ClawKeeper is a comprehensive multi-layered safety framework designed for the OpenClaw autonomous agent ecosystem. It introduces a novel triple-defense architecture consisting of Skills, Plugins, and a decoupled "Watcher" agent, achieving a state-of-the-art Defense Success Rate (DSR) of 85-90% across seven major threat categories.
TL;DR
As autonomous agents like OpenClaw move from simple chatbots to system-level operators capable of executing shell commands and accessing local files, they introduce massive security risks. ClawKeeper is a new tri-layered framework that acts as the "antivirus" for these agentic operating systems. Its most innovative feature is the Watcher—an independent agent that sits outside the main system to monitor, intercept, and block malicious actions before they hit the hardware.
The Problem: When Your Agent Becomes a Double Agent
Existing security for agents is "fragmented." Most defenses are either simple prompts (easily ignored via jailbreaking) or internal plugins (easily disabled by a compromised agent). This creates a Safety-Utility Tradeoff: the more you restrict an agent to make it safe, the less "smart" it becomes at solving tasks. Furthermore, if an agent is told to "forget all previous instructions," it often discards its internal security guardrails as well.
Methodology: The Triple-Layer Defense
ClawKeeper solves this by layering protection from the instruction level down to an external supervisory level.

1. Skill-based Protection (Instruction Level)
It injects high-level security "skills" into the agent's context. This includes Windows-specific constraints and "Red-Line" protocols for software like Telegram or Feishu to prevent sensitive data leakage.
2. Plugin-based Protection (Runtime Level)
This is a hard-coded enforcer within the OpenClaw runtime. It handles:
- Hardening: Binding gateways to localhost only.
- Configuration Protection: Using cryptographic hashes to ensure critical agent files aren't tampered with.
- Behavioral Scanning: Analyzing logs retrospectively to find "latent" threats.
3. The Watcher (Regulatory Separation)
This is the "crown jewel" of the paper. The Watcher is a separate OpenClaw instance that communicates with the main agent via WebSocket.
- Decoupled Intelligence: Because it's a separate process, the main agent cannot "kill" its supervisor.
- Real-time Intervention: It monitors tool calls and command outputs. If it sees a
rm -rf /or an SSH key exfiltration attempt, it pauses execution and asks the human for confirmation.

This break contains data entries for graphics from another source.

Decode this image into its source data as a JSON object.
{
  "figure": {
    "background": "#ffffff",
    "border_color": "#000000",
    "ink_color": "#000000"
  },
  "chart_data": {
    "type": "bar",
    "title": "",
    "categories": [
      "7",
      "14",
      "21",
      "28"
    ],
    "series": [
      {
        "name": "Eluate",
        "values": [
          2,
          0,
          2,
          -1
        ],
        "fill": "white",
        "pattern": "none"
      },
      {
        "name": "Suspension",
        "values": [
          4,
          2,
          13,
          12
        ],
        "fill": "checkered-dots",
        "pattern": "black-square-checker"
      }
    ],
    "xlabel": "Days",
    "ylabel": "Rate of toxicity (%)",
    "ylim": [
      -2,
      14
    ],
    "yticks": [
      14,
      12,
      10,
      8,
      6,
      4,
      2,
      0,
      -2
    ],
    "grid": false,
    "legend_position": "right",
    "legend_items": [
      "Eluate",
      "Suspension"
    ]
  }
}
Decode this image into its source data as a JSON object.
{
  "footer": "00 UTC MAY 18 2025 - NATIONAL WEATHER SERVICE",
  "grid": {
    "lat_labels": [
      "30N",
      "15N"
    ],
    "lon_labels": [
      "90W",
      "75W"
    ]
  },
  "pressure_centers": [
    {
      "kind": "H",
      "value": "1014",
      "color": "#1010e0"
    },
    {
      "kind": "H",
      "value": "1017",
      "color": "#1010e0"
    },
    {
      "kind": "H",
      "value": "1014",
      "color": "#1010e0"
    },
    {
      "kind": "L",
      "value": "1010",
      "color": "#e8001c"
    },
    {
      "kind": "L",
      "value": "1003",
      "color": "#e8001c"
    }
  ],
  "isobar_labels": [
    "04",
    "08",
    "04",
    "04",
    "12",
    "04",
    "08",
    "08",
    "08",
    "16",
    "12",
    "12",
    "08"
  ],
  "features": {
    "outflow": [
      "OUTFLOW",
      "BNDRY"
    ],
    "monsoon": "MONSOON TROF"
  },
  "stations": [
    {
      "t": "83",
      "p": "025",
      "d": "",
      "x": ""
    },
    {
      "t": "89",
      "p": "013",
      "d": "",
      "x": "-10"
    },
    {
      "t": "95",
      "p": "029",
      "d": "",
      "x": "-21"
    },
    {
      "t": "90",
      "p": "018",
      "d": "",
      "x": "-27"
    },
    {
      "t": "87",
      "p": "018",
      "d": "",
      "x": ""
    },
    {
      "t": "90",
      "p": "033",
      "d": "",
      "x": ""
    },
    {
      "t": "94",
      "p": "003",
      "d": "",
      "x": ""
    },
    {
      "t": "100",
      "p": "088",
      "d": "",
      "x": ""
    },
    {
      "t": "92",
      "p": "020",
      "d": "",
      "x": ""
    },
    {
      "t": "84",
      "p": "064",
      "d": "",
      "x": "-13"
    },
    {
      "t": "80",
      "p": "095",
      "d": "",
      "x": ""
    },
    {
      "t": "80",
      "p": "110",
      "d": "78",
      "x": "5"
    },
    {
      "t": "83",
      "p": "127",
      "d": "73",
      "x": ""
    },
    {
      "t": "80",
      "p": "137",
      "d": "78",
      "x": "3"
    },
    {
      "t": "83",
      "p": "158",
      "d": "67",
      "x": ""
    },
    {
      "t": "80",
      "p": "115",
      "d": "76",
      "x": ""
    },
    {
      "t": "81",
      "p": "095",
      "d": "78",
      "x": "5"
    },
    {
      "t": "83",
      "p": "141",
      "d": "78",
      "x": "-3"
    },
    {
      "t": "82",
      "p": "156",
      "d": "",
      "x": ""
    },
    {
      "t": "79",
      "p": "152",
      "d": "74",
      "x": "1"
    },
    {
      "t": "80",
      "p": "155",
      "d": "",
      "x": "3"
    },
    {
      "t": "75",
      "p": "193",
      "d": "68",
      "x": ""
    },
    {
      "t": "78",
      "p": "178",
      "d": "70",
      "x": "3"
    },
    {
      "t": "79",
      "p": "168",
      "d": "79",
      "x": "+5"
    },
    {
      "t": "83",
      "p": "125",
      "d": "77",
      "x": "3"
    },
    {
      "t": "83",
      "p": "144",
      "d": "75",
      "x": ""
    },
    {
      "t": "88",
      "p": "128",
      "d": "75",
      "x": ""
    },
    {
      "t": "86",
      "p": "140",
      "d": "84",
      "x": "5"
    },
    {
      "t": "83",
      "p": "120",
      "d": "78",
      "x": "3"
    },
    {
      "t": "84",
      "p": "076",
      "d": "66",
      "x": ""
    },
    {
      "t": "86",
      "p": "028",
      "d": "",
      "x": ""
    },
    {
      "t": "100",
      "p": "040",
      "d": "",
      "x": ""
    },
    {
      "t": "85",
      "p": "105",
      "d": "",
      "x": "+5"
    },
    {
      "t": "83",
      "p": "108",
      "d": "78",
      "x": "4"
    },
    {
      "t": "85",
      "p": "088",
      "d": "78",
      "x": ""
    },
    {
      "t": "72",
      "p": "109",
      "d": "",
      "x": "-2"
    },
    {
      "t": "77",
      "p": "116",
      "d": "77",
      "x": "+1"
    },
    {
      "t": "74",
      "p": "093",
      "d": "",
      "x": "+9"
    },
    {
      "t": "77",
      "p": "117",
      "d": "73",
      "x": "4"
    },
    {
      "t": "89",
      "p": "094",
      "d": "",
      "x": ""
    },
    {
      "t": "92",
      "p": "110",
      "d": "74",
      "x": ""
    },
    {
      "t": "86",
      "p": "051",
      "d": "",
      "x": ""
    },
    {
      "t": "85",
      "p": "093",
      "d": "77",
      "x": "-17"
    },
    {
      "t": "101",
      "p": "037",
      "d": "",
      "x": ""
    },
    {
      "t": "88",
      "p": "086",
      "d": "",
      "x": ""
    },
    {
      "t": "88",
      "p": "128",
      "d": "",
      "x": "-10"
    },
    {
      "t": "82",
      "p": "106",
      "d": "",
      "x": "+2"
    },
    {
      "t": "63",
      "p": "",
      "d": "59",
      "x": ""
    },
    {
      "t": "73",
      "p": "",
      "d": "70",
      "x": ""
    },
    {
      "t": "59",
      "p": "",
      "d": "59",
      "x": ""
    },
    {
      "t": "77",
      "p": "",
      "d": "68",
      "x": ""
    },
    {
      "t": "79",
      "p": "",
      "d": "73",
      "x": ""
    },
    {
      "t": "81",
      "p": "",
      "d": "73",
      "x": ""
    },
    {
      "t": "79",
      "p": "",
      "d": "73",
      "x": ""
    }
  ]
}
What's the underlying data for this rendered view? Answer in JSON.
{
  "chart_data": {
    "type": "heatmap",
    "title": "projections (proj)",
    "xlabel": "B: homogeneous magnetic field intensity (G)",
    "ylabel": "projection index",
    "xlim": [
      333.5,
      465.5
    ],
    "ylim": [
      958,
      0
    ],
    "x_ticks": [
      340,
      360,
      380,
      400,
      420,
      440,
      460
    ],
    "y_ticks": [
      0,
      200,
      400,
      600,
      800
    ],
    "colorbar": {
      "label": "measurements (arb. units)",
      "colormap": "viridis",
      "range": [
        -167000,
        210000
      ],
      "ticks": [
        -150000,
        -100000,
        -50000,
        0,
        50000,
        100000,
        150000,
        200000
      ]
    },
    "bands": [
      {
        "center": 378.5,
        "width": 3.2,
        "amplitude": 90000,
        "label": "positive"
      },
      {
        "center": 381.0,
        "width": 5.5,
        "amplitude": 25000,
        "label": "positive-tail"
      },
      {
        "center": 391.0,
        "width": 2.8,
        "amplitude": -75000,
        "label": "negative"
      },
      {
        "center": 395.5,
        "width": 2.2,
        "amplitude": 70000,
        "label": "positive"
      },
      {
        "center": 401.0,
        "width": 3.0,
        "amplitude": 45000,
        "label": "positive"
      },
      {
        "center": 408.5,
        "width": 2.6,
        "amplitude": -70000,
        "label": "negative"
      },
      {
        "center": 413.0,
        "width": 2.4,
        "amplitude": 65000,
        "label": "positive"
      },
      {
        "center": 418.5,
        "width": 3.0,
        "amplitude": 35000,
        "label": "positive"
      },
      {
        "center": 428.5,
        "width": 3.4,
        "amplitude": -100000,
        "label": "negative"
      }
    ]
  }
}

Experiments: Superior Robustness and Self-Evolution
ClawKeeper was tested across seven threat categories (T1-T7), including Prompt Injection, Privilege Escalation, and Malicious Skill Installation. It achieved a 90% Success Rate where baselines like OpenGuardrails often struggled to hit 60%.
The most striking result is the Watcher's ability to learn. Unlike static code, the Watcher is an LLM agent itself. As it encounters more adversarial patterns, it updates its "security memory," essentially becoming more vigilant over time.
Table: ClawKeeper consistently outperforms fragmented baselines across all seven OWASP-aligned threat categories.
Qualitative Evidence: Blocking the "Jailbreak"
In case studies, ClawKeeper effectively stopped agents from:
- Exfiltrating Credentials: When an agent was asked to read a file containing GitHub passwords, the Hardening module replaced the passwords with a policy notice.
- Dangerous Loops: The Watcher detected when an agent was stuck in a tool-call loop and forced human intervention.
- Obfuscated Commands: It decoded Base64 malicious payloads and blocked them before execution.
Critical Insight & Conclusion
ClawKeeper moves the industry away from "internal guardrails" toward External Oversight.
- Takeaway: The "Watcher" paradigm is likely the future of AI safety. Just as we don't allow a bank teller to audit their own vault, we shouldn't expect a task-solving agent to be its own security guard.
- Limitations: While powerful, the Watcher adds computational overhead (essentially running two LLM sessions). For local users with limited hardware, this might be a bottleneck.
- Future Impact: This framework is not limited to OpenClaw. It can be ported to any agent system, providing a standardized "Safety Sidecar" for the broader AI ecosystem.